Светлый фон

Заискрила.

Василиса встала на четвереньки и мотнула головой. В голове этой гудело пламя и еще сила…

— …Марья…

Голоса доносились издалека, а тот, кто был Василисе нужен, находился рядом. Вот только… сколько места в деннике? Не так и много… а пойди-ка, доползи, особенно если на четвереньках. И встать бы можно, только руки не слушаются.

И ноги тоже.

И ковыляет она… владычица путей заветных… тоже выдумала, глупая, глупая… на запястье золотой браслет, а в руках косточка. И что из того? Надо бы оставить, потому как ни одно, ни другое не способны помочь. А Василиса ползет.

Упрямая.

Всегда такой была. А теперь вот…

Пламя, взвившись под самый потолок, растеклось по нему огненным покрывалом, вцепилось в крышу, в дерево. Жар становился невыносим.

Марья…

Нервничает. И вовсе она не ледяная, а просто… приходится, чтобы силу сдержать. Не удержала, и вот теперь… получилось, как получилось.
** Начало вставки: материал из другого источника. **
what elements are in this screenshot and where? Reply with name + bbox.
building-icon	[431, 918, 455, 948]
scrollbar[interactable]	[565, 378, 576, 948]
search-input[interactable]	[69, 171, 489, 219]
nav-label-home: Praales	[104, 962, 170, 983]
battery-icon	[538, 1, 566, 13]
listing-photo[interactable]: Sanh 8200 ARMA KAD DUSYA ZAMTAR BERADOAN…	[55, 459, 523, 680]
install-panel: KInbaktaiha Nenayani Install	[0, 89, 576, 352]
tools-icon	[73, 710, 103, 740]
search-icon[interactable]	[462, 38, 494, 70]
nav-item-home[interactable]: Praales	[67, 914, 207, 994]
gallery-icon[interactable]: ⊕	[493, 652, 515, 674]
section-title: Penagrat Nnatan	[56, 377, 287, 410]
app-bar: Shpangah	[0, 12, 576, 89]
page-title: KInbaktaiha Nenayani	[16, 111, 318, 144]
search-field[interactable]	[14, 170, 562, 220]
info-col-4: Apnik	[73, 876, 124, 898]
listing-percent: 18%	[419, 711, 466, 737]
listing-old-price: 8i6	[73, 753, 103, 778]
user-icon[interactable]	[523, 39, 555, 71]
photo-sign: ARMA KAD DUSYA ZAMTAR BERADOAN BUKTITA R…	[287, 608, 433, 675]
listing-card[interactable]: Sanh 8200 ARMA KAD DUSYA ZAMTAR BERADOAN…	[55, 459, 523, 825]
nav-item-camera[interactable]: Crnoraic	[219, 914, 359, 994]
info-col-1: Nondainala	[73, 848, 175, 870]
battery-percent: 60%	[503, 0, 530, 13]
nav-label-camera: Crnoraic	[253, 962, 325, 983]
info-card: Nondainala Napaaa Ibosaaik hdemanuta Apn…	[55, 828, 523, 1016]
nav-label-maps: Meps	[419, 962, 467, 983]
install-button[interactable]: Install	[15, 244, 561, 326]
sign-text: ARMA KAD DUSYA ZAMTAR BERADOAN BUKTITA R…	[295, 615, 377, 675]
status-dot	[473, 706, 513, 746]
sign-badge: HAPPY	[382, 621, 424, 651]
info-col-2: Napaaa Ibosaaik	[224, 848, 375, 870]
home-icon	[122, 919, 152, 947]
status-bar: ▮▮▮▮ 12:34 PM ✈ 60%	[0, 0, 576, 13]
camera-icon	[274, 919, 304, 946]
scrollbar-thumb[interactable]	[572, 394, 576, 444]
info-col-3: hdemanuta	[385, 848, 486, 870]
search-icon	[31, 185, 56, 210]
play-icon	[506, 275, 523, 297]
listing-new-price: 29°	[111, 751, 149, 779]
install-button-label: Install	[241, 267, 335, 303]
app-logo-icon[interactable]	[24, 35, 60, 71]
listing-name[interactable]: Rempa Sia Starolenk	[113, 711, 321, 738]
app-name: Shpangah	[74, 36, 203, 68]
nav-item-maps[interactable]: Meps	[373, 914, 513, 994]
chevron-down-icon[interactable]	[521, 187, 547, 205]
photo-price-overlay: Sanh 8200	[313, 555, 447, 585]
— Живой, — сказали Василисе.

И она кивнула, соглашаясь, что да, живой. Пока. И она живая. И… Марья справится. Уляжется пламя, послушное ее слову, и… и все-то будет хорошо.

Наверное.

Если живой.

Задымилась одежда. И волосы тлели… и щит все-таки откликнулся, раскрылся вновь, отрезая их от гудящего пламени, возвращая способность дышать. И верно… Радковские-Кевич — это огонь, а огонь в огне не сгорит… лед — дело другое. Иглы тают, но…

Крови сколько. Не бывает, чтобы в человеке столько крови. Надо… перевязать. И еще заклятье кровеостанавливающее. Ее ведь учили. Давно. Целительская магия — основа основ… так говорил наставник. И Василиса запомнила.

Но только это.

— Погоди, девочка, — на плечи легли мягкие руки. — Дай, Костенька поработает…

Константин Львович больше не выглядел старым. Собственная его сила переливалась, искрилась, и сам-то он казался не наполненным — переполненным ею.